Show index of rows with equal values in two columns and different value in a third column-CodePudding

Assuming that I have a df like this:

import pandas as pd


data = {"name":  ["nameA", "nameB", "nameC", "nameD", "nameA", "nameB", "nameC", "nameD", "nameE", "nameA", "nameC", "nameD"],
        "id": [100, 200, 300, 400, 100, 200, 300, 400, 500, 100, 300, 400],
        "value": ["v1", "v2", "v3", "v4", "v1", "v2", "v105", "v107", "v5", "v1", "v3615", "v4"]}

df = pd.DataFrame(data)
df

I want to group the rows if they are duplicated values in name and id and different values in the value column. The idea is that if name and id are the same, they must have same value which is not always true and I want to extract the offending indexes. For example, I want to have an output like this:

(2, 6, 10), (3, 7, 11)

where the name and ID are the same but the value on one of the duplicated rows is different, like ("v4", "v107", "v4").

I can group the values with duplicated but I am getting a list of all duplicated values

df[df.duplicated(["name", "id"])]

This results in

The values under index 4 and 9 are the same so I don't care about this one.

I guess this is really simple but I am just stuck at this for at least an hour and can't figure it out.

CodePudding user response：

Try with groupby and filter

out = df.groupby(["name", "id"]).filter(lambda x : x['value'].nunique() == len(x))
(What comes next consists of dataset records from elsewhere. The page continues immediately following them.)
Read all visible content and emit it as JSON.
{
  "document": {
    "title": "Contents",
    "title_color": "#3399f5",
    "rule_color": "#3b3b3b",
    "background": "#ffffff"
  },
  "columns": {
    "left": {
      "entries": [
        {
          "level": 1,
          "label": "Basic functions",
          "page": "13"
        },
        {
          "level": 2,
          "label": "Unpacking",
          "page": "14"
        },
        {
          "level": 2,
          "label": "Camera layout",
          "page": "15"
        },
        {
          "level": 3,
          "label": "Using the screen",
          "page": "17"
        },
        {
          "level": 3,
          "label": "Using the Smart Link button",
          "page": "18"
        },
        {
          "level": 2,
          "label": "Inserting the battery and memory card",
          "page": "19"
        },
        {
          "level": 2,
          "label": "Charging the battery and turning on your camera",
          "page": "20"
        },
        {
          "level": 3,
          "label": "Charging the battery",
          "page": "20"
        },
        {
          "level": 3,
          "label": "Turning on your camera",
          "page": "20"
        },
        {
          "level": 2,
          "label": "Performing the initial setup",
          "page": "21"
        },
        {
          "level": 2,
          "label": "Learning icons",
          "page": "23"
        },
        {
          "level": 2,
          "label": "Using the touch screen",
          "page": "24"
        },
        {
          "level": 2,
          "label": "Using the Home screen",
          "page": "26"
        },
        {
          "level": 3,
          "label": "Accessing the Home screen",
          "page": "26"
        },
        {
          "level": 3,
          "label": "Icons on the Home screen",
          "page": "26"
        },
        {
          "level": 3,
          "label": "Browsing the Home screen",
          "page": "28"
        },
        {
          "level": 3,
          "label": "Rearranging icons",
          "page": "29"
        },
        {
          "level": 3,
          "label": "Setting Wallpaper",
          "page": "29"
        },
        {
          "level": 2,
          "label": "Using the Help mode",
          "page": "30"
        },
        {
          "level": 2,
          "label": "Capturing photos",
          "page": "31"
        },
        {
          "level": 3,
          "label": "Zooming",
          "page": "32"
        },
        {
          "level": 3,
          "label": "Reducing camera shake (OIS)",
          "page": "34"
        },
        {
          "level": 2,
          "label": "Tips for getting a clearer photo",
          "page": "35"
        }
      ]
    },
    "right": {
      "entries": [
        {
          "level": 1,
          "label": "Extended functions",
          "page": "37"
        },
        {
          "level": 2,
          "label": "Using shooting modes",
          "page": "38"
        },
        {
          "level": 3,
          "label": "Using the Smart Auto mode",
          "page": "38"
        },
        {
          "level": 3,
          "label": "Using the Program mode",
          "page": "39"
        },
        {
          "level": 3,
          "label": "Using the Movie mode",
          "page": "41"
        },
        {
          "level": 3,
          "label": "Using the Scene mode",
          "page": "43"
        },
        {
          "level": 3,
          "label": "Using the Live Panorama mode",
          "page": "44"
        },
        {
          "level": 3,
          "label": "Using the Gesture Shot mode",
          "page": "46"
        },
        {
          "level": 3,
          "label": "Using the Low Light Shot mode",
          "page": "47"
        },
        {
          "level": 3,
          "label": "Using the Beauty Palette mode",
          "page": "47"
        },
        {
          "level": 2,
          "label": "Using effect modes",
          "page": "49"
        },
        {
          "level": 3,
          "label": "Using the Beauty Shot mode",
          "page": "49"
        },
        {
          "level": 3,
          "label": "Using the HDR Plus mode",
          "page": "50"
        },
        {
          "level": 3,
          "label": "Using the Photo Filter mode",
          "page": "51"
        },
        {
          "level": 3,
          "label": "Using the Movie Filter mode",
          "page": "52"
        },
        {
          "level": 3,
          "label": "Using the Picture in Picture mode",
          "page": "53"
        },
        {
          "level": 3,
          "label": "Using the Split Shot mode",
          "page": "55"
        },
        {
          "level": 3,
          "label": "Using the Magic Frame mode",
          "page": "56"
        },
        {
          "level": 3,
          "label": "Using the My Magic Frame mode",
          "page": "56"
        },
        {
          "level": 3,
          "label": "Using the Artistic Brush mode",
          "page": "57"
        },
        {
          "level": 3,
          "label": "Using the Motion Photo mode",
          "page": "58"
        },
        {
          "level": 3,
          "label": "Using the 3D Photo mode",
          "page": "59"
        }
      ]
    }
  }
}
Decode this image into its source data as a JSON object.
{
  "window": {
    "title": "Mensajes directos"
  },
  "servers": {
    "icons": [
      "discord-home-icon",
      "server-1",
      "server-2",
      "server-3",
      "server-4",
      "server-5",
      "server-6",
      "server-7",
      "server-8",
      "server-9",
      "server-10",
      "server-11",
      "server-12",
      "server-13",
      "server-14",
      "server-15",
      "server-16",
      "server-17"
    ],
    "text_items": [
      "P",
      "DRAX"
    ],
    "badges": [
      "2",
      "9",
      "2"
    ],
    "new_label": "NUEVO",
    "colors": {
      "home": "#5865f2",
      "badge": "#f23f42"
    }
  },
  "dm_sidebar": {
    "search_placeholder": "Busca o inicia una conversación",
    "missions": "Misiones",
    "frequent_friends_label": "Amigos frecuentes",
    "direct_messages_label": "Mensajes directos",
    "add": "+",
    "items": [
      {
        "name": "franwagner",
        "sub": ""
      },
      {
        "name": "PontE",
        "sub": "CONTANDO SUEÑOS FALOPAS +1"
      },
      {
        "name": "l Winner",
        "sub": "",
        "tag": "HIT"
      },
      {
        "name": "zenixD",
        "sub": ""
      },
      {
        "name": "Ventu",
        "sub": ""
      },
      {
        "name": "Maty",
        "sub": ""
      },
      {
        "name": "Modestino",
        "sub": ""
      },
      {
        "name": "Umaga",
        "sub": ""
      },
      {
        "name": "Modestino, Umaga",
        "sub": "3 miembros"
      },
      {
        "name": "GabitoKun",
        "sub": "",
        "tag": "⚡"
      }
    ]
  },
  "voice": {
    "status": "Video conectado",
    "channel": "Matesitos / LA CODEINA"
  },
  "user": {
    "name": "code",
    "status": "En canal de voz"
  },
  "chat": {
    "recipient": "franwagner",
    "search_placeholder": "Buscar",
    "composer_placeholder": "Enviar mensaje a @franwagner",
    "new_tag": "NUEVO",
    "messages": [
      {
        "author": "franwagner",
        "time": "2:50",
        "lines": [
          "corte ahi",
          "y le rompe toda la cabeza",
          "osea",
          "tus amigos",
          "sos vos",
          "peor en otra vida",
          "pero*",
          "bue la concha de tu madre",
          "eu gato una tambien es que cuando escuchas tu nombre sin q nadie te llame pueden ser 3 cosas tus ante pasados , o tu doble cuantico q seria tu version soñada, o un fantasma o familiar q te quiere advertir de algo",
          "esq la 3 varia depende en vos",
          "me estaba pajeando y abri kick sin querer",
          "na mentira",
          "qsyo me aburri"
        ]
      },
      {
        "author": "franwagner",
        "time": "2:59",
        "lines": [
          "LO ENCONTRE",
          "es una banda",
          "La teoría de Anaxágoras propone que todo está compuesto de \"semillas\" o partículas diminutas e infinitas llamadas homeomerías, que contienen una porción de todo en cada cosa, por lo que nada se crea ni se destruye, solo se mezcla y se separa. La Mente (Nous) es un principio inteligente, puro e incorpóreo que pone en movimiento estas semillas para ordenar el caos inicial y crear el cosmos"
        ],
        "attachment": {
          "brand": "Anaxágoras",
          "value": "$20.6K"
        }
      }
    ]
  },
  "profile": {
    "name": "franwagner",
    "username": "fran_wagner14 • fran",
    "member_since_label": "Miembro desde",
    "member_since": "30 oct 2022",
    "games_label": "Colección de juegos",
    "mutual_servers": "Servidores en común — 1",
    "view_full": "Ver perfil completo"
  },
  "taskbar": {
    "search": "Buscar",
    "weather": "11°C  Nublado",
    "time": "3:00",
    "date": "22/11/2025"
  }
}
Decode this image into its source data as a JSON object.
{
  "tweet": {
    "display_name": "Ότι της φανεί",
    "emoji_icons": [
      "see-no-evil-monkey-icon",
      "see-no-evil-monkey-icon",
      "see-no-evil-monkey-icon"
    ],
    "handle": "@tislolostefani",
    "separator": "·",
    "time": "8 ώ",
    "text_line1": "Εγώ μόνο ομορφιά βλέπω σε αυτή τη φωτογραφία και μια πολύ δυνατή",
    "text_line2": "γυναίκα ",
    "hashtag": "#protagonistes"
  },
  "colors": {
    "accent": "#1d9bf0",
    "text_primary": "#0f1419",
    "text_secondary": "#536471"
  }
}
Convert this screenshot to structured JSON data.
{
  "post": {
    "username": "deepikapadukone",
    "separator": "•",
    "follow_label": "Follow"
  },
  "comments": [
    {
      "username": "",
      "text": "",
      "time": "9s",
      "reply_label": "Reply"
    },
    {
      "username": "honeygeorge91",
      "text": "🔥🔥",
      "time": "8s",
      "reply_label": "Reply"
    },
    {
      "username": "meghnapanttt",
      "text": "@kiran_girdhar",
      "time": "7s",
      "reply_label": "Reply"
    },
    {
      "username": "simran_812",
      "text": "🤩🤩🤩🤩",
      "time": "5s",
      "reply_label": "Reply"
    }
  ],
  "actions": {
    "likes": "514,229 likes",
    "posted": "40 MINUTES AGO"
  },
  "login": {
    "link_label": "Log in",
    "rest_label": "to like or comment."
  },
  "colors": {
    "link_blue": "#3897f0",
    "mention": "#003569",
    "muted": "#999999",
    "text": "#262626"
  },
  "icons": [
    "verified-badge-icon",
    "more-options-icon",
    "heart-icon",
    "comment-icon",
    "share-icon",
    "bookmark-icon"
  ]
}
CodePudding user response：

Use groupby() agg() nunique() to extract the lists of indexes where the group has unique values >= 2, as follows:

idx_lst_all = df.groupby(['name', 'id'])['value'].agg(lambda x : x.index[x.nunique() >=2]).values

# convert non-empty lists to tuples
idx_lst_selected = [tuple(x[0]) for x in idx_lst_all if x.size > 0]

Result:

print(idx_lst_selected)

[(2, 6, 10), (3, 7, 11)]